So as the dust settles on the 2011 Irish general election and the formation of a new government of Fine Gael and Labour has been decided, both camps are claiming victory in the content of the programme for government. A quick read over the document reveals that it has the print of a neo-liberal agenda all over it, yet the Labour Party seem intent on claiming it as a victory for their negotiators. However the reality is that Labour will be propping up a neo-liberal government just to get a sniff of power. So what does all this mean for the ordinary punter?
For a start, the new programme for government is nothing more than a continuation of the failed policies of the previous Fianna Fail and Green coalition. Both Fine Gael and Labour have signalled their approval of the transferring of wealth from the public into the hands of private bondholders, facilitated by loans from the EU and IMF. This grossly immoral and unfair process will do nothing but confine the country to generations of debt. With interest repayments incurred on the borrowings to bail out the banks set to reach €10 Billion per year by 2014, one third of our current national economy, an economic recovery will be impossible.
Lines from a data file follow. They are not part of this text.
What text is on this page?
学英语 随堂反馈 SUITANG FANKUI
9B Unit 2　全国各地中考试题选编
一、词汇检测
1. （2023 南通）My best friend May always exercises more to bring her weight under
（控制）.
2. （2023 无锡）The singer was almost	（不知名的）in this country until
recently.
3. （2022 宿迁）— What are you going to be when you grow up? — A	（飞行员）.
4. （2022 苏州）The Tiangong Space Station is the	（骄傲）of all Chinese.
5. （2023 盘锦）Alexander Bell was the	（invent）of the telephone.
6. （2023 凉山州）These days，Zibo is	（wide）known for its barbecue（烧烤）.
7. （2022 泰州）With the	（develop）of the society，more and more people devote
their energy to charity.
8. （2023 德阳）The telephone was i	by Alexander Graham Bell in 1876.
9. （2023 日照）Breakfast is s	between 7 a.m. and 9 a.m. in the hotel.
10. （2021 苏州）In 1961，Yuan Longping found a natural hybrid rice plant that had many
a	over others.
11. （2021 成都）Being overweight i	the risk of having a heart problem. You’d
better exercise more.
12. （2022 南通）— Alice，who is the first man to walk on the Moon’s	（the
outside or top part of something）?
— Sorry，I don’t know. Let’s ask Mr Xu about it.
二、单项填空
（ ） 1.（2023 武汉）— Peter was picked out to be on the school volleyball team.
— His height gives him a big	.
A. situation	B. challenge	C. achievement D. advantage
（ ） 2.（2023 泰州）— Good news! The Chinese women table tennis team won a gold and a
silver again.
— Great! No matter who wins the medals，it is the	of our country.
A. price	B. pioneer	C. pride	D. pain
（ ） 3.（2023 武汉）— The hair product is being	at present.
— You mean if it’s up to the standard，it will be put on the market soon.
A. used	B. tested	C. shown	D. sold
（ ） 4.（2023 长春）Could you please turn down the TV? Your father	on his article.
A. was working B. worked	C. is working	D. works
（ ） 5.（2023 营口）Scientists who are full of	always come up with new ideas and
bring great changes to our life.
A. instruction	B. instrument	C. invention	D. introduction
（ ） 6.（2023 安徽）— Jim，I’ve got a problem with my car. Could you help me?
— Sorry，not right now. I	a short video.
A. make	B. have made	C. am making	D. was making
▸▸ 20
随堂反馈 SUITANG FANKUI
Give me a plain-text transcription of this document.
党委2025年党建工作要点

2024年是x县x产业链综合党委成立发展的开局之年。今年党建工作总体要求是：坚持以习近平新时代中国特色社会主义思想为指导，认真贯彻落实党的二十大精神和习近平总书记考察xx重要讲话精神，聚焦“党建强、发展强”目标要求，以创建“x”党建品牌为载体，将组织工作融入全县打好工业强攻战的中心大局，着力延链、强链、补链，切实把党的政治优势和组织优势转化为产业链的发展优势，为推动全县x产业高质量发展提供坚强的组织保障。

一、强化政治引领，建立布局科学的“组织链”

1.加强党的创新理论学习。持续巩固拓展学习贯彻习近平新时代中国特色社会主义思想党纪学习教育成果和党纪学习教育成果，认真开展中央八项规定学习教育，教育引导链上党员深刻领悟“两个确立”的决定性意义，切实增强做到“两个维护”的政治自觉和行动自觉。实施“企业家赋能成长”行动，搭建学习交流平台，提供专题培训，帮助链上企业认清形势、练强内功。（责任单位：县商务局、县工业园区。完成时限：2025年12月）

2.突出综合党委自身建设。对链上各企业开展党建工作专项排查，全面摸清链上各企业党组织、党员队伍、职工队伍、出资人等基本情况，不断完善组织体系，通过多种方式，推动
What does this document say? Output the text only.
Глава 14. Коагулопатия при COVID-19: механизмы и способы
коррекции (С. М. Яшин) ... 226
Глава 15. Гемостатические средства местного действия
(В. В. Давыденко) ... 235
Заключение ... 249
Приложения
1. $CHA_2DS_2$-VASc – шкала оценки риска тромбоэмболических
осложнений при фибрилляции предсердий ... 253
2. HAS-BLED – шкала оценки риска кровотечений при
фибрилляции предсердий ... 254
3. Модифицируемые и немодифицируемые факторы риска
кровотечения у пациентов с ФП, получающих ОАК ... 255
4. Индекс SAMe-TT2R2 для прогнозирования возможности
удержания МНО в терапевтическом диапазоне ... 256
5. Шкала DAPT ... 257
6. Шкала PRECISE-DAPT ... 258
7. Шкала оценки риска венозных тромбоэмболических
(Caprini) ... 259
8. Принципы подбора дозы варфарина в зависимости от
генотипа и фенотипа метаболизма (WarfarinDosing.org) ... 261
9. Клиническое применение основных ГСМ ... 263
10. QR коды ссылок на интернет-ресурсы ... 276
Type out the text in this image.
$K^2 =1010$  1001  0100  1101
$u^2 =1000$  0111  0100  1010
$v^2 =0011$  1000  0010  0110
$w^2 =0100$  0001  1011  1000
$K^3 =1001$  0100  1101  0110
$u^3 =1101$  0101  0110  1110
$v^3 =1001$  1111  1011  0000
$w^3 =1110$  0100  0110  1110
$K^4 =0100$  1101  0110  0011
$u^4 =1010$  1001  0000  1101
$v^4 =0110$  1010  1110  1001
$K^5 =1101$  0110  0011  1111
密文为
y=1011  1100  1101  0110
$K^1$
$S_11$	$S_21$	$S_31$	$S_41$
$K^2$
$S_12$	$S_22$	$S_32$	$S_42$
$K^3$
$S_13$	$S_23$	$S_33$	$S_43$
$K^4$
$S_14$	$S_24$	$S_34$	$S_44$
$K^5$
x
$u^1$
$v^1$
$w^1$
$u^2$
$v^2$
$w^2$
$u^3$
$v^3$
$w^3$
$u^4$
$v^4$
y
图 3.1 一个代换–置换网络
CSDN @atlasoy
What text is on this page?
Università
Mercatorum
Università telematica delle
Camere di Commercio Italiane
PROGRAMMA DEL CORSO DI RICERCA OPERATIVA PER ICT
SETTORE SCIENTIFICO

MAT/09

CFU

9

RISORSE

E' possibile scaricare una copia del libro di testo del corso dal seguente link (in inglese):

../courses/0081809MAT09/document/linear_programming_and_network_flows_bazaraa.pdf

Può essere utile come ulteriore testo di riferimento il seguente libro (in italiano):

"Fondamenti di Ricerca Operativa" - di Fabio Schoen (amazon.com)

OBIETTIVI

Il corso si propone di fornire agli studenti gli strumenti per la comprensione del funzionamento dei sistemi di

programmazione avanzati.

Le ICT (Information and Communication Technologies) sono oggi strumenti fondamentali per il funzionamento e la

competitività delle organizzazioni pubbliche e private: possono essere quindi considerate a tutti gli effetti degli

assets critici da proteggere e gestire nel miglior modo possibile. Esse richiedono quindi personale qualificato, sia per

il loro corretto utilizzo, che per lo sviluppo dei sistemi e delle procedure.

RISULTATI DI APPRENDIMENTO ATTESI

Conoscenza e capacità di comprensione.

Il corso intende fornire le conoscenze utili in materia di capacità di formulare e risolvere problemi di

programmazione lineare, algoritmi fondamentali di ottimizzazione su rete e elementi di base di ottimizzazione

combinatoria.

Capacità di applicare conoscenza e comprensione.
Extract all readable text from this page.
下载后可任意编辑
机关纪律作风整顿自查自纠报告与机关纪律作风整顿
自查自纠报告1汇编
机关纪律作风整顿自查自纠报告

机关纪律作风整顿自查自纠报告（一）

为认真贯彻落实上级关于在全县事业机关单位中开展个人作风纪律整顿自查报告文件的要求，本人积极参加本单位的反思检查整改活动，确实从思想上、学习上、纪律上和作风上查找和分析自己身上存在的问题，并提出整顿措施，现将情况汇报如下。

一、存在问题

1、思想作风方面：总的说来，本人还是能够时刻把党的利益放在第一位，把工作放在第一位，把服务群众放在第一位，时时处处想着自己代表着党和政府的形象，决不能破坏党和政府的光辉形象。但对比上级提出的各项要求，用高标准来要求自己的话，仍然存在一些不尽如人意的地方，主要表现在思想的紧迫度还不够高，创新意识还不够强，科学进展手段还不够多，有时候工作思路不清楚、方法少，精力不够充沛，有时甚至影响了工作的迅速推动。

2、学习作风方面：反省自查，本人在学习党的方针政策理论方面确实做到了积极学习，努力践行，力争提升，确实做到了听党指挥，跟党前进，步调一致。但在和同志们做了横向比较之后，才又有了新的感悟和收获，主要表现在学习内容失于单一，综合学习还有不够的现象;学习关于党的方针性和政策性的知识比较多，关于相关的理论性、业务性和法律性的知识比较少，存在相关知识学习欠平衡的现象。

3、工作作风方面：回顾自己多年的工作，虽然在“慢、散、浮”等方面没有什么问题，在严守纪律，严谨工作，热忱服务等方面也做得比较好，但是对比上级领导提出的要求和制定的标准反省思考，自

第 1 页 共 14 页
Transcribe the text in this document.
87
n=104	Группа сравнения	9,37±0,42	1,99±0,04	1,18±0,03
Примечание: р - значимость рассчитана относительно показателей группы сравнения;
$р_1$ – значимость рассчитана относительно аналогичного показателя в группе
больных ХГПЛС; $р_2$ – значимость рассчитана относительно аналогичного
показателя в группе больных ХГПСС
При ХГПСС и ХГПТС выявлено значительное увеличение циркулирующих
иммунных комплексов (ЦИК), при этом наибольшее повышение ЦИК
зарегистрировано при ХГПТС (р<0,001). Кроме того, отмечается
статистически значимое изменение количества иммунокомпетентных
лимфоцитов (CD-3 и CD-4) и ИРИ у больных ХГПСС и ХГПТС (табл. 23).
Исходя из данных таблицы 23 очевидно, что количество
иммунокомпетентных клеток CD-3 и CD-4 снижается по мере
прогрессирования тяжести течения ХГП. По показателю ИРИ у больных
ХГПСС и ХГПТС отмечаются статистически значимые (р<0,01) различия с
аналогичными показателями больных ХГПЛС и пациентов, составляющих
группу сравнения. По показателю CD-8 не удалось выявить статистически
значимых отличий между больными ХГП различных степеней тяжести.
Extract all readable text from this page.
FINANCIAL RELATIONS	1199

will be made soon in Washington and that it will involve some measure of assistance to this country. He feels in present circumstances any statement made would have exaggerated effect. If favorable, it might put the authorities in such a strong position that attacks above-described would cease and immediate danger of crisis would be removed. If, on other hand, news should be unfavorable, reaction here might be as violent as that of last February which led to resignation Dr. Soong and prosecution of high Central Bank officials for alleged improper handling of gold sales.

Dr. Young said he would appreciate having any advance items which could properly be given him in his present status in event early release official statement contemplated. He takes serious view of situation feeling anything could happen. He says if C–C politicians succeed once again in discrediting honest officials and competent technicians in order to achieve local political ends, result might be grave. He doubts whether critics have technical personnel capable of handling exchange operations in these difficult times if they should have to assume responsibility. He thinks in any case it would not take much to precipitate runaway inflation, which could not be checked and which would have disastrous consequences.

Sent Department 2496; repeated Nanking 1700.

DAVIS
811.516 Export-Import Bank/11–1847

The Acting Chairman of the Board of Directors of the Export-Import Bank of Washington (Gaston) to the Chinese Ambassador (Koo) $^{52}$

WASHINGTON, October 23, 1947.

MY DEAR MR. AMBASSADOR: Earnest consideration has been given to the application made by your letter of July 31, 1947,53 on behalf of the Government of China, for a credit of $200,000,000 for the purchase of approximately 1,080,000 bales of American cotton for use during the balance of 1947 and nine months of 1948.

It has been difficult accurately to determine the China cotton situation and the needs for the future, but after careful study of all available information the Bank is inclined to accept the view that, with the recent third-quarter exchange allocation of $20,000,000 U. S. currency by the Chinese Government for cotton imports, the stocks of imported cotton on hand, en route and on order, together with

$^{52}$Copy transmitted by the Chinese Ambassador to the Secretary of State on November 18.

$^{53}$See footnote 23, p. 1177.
Default on the debt is inevitable and should be done sooner rather than later.
The programme for government also proposes to cut a further 25,000 jobs from the public sector, dumping these workers onto the dole queues, taking more money out of the economy and raising the cost of spending on welfare payments. This cull of 25,000 we are told will be achieved without affecting front line services. Who do they think they are kidding? The problem with the public service is not one of numbers, but of numbers in the wrong places. A re-deployment of jobs to the front line is the reform that is required.
The programme also proposes no new increases in income taxes. A Labour Youth member I encountered recently told me that this was a victory for Labour negotiators, failing himself to realise that the introduction of a water tax and a property tax will hit the low paid and unemployed hardest. Income tax is but one of the many tax generating revenue systems, are people need to start realising that the government are just finding newer ways to steal from them to bail out the banks.
The proposed reform of the health service, ushering in a system of "universal health insurance" will do no more than privatise the health service along neo-liberal lines. Gilmore, during his speech to convince party members to accept his grubby deal with Fine Gael, spoke of the Tory Party in Britain not daring to touch the NHS. At the same time he was proposing a deal that will further transfer public wealth into the hands of insurance companies through a system of mandatory insurance. Just how the Labour Party can claim this policy as a victory for them is beyond belief.
In education, the proposal to "review the Hunt Report" (see "Factory Farms for the Mind on http://www.politico.ie/) is nothing but vague, and doesn't make any reference to the increase by the last government of the registration fee from €1500 to €2000. A recent study of over 1000 students in DCU found that 40% are at risk of not being able to continue their studies due to this increase. No mention either of the cutting of maintenance grants, or the failure of many county councils, such as cork, to pay any students their grants before now for this year.
How this programme for government can be seen as anything other as a continuation of the EU / IMF diktats is beyond my comprehension. Just what Labour achieved in their negotiations, apart from maybe diluting Fine Gael neo-liberalism, is another thing that escapes me. A victory for Labour? Well, they did get a seat at the government table, and for many in Labour that seems to be enough.
Be moderate? We only want the earth.